The headline HSBC Services Business Activity Index was at 50.2 in May, rising from April's reading of 48.5 and pointing to the first expansion of output in 11 months.

A reading above 50 shows that the sector is expanding, while a reading below 50 shows that the output in the sector is contracting.

The rise was largely supported by a rebound in new orders and an overall improvement in client demand.

"Activity in the services sector is improving gradually. Fortunately, the boost to sentiment from the strong election result will further drive up activity in the sector," HSBC said.

The Indian economy will be able to tolerate only a gradual pick up in growth, otherwise inflation will rear its head again, HSBC said.

"PMIs indicate a gradual improvement in services activity, with the index creeping above the 50 level after nearly a year.
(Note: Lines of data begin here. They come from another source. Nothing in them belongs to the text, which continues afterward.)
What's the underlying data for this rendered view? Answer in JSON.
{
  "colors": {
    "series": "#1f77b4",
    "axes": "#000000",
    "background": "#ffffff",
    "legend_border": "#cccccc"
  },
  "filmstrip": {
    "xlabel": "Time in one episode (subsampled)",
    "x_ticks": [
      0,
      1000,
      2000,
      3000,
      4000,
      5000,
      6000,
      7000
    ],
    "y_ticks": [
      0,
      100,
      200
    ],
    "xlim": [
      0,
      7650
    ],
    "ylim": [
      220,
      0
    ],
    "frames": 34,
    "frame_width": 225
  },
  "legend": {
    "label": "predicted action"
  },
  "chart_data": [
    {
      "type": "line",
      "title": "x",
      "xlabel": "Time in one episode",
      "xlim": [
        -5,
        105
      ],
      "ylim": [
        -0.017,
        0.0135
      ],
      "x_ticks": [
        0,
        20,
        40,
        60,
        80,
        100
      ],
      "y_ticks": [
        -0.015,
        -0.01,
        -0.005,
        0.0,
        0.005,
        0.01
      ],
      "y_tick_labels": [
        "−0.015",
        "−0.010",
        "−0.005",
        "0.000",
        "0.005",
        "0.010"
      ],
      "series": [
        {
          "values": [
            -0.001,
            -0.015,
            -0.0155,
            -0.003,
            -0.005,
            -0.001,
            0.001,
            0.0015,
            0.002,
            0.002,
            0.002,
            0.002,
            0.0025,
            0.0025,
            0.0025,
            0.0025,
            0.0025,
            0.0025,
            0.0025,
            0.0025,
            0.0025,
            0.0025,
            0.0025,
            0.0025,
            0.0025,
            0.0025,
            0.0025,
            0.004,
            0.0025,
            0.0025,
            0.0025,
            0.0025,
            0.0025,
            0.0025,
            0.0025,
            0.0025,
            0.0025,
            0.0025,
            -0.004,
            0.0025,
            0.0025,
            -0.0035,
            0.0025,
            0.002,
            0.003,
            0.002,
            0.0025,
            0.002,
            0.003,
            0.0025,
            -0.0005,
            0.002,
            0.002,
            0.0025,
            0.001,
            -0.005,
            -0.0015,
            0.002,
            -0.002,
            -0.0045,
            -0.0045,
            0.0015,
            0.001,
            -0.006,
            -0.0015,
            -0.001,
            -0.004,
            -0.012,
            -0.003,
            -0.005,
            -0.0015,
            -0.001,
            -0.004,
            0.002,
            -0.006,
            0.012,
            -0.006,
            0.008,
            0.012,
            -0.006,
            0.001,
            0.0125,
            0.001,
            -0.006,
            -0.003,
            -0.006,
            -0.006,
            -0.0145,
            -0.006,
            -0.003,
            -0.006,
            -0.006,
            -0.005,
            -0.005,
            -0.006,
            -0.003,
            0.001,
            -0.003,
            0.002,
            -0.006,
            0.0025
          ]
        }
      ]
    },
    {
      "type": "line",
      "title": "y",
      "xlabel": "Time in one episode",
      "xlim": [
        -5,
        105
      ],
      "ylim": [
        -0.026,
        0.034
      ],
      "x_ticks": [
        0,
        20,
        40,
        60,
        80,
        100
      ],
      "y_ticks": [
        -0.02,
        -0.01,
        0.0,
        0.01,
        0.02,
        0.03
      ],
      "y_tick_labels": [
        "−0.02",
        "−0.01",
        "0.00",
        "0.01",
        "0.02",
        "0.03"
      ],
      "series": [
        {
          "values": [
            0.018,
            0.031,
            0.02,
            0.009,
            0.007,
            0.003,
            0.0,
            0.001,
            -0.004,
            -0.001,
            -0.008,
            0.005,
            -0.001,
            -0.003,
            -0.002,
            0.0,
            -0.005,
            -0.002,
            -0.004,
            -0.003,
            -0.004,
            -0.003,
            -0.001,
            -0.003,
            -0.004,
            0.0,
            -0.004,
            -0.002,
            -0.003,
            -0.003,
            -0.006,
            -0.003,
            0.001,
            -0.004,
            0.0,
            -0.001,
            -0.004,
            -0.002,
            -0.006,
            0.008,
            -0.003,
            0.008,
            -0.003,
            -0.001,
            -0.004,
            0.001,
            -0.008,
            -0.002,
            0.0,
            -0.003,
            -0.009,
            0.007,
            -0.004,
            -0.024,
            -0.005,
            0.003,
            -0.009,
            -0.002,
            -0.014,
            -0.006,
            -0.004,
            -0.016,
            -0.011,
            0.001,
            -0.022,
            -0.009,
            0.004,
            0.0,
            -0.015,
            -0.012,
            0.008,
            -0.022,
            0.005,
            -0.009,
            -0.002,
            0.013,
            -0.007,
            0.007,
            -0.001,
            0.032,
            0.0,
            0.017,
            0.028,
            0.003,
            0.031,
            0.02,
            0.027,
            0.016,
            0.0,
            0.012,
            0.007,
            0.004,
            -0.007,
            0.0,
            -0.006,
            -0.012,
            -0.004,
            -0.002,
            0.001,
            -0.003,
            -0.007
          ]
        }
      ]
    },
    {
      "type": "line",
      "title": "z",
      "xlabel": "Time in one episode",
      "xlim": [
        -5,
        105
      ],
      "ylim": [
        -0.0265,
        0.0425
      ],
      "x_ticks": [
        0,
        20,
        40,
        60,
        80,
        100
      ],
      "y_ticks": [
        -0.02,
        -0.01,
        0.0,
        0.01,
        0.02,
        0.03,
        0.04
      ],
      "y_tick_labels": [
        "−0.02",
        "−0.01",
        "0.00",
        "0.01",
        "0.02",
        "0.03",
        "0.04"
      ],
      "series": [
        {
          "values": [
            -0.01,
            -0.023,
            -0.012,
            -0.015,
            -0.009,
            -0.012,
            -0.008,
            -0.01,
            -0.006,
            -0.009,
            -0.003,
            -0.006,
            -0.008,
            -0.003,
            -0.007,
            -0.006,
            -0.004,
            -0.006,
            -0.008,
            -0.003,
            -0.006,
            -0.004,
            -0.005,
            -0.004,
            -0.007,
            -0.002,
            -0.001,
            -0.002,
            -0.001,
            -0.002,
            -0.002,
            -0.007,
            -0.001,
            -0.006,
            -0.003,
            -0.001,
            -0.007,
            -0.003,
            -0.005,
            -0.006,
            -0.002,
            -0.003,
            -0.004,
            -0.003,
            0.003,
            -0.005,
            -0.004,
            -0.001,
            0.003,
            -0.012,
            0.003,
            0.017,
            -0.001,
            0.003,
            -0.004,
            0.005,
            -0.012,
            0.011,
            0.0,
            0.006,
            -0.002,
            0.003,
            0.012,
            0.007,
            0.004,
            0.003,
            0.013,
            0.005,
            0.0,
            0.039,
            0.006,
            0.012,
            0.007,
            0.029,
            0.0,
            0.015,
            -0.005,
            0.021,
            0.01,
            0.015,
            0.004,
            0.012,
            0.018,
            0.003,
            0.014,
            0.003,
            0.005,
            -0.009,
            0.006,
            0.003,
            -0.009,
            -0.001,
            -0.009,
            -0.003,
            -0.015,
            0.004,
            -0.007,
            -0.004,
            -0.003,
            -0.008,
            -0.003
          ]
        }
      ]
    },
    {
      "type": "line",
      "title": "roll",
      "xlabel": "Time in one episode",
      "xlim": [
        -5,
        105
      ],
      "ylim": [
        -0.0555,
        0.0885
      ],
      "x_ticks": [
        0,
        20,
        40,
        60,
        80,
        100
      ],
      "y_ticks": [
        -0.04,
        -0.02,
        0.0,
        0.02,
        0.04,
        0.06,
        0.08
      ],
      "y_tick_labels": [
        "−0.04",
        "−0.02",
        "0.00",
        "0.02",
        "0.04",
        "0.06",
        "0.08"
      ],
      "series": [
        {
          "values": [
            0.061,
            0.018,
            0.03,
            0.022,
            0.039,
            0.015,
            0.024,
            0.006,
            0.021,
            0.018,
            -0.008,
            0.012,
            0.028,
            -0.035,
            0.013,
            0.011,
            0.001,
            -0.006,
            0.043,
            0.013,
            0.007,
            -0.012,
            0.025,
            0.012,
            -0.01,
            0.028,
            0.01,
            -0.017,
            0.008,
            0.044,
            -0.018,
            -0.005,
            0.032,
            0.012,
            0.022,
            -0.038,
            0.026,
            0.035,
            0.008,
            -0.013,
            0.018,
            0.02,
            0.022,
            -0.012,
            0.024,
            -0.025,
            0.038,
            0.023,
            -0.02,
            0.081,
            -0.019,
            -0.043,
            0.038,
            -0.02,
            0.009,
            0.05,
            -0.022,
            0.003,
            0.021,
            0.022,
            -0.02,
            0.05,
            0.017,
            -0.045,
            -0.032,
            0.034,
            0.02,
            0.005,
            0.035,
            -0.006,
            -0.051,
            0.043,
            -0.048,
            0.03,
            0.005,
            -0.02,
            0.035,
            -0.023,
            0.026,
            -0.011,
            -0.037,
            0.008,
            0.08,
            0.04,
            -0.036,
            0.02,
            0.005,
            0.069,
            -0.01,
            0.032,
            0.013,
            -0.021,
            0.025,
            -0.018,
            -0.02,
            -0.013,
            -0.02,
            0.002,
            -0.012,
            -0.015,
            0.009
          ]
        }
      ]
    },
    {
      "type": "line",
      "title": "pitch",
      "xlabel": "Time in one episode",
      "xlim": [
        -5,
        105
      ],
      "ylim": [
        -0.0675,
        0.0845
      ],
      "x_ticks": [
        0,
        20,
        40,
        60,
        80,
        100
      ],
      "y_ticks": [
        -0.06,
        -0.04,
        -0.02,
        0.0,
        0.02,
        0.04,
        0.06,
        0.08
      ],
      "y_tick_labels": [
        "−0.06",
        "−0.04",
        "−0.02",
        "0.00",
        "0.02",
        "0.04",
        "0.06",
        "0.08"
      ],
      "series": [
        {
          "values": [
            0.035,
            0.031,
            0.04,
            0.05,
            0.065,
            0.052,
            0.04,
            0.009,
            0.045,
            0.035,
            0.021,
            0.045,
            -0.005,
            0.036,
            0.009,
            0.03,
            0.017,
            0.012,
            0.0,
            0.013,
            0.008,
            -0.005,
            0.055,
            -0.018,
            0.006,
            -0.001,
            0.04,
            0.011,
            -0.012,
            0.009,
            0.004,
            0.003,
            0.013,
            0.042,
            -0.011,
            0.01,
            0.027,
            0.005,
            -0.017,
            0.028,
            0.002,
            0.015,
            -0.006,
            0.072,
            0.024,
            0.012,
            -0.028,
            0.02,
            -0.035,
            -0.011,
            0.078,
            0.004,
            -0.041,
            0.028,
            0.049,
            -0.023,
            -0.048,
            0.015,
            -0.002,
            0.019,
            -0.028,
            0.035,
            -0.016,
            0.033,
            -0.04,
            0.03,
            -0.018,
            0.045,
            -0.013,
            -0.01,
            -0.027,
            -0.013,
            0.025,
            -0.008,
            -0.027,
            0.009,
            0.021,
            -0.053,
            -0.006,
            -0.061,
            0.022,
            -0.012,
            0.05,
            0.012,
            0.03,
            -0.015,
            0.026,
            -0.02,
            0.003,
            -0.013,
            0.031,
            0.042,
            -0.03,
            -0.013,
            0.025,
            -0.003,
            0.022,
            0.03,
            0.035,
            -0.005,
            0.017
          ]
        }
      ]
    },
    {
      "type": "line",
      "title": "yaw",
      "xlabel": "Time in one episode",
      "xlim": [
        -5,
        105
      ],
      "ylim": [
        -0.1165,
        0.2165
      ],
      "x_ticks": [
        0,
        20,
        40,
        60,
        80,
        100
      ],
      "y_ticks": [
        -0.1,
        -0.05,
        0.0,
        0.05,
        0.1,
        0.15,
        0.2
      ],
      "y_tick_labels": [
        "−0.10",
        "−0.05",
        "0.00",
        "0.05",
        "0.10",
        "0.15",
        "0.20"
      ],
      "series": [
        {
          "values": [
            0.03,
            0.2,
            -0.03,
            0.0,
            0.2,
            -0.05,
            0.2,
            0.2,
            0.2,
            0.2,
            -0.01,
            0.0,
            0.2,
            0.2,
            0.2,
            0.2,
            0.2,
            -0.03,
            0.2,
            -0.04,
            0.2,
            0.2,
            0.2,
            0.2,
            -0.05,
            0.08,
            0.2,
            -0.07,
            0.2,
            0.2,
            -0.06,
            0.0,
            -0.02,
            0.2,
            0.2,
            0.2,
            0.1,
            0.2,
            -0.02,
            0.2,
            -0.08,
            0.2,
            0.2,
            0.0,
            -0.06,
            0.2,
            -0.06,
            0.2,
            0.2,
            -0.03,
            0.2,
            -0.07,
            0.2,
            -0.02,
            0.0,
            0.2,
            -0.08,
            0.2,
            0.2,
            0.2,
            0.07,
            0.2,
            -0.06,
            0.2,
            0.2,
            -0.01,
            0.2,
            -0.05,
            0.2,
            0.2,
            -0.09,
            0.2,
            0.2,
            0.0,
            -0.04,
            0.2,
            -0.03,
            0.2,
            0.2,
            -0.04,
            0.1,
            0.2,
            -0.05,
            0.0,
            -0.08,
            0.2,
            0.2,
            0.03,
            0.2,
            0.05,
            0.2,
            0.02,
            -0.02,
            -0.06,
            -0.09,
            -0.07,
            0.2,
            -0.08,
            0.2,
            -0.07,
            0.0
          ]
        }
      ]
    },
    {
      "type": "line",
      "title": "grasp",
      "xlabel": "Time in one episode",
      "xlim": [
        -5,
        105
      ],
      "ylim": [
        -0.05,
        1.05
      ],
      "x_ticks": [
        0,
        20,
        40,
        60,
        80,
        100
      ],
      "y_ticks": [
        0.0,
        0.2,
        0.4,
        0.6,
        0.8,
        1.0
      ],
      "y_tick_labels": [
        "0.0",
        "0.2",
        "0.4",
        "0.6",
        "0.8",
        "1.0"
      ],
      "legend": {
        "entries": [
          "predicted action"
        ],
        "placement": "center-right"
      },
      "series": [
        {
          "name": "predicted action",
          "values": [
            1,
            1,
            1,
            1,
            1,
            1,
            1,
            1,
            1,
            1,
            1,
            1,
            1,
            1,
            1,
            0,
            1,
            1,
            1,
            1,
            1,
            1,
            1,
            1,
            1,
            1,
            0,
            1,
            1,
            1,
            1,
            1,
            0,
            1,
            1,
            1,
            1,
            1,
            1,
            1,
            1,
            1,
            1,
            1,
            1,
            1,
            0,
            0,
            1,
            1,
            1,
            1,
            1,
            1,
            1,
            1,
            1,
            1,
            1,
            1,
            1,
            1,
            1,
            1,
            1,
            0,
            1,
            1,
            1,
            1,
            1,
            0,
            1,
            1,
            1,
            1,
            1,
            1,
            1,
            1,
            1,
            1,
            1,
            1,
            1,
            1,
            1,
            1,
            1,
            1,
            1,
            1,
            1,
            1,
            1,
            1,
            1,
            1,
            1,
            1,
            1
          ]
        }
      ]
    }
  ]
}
The election result should add further strength to the recovery, but don't expect soaring growth," HSBC Co-head of Asian Economics Research Frederic Neumann said.

Earlier this week, the HSBC/Markit manufacturing PMI showed that the sector inched up in May driven by higher domestic and export orders.

Accordingly, the HSBC India Composite Output Index, which maps both services and manufacturing, posted 50.7 in May, up from 49.5 in April, indicated overall growth for the first time in three months.

On price rise, the report said, input costs faced by service providers in India continued to rise in May, and prices charged by services companies increased for a 43rd consecutive month in May.

On monetary policy going ahead, Neumann said, "The RBI is likely to retain its hawkish stance given the increased risks attached to inflation.

A landslide win for Narendra Modi and BJP - which created India's first majority government in three decades - has fuelled expectations for key economic reforms after years of policy paralysis.

Inflation has eased this year. Reserve Bank of India Governor Raghuram Rajan opted to keep the central bank's key repo rate unchanged at 8 percent on Tuesday, as expected, after a series of rate rises.

However, it cut the amount of deposits banks need to park in government securities by 0.5 percent to 22.5 percent to improve availability of funds.

"The Reserve Bank remains committed to keeping the economy on a disinflationary course, taking CPI inflation to 8 percent by January 2015 and 6 percent by January 2016," Raghuram Rajan had said in the Second Bi-Monthly Monetary Policy Statement.

Factory activity expanded at a slightly faster pace in May, while input prices rose at their slowest rate in over a year, a similar business survey showed on Monday.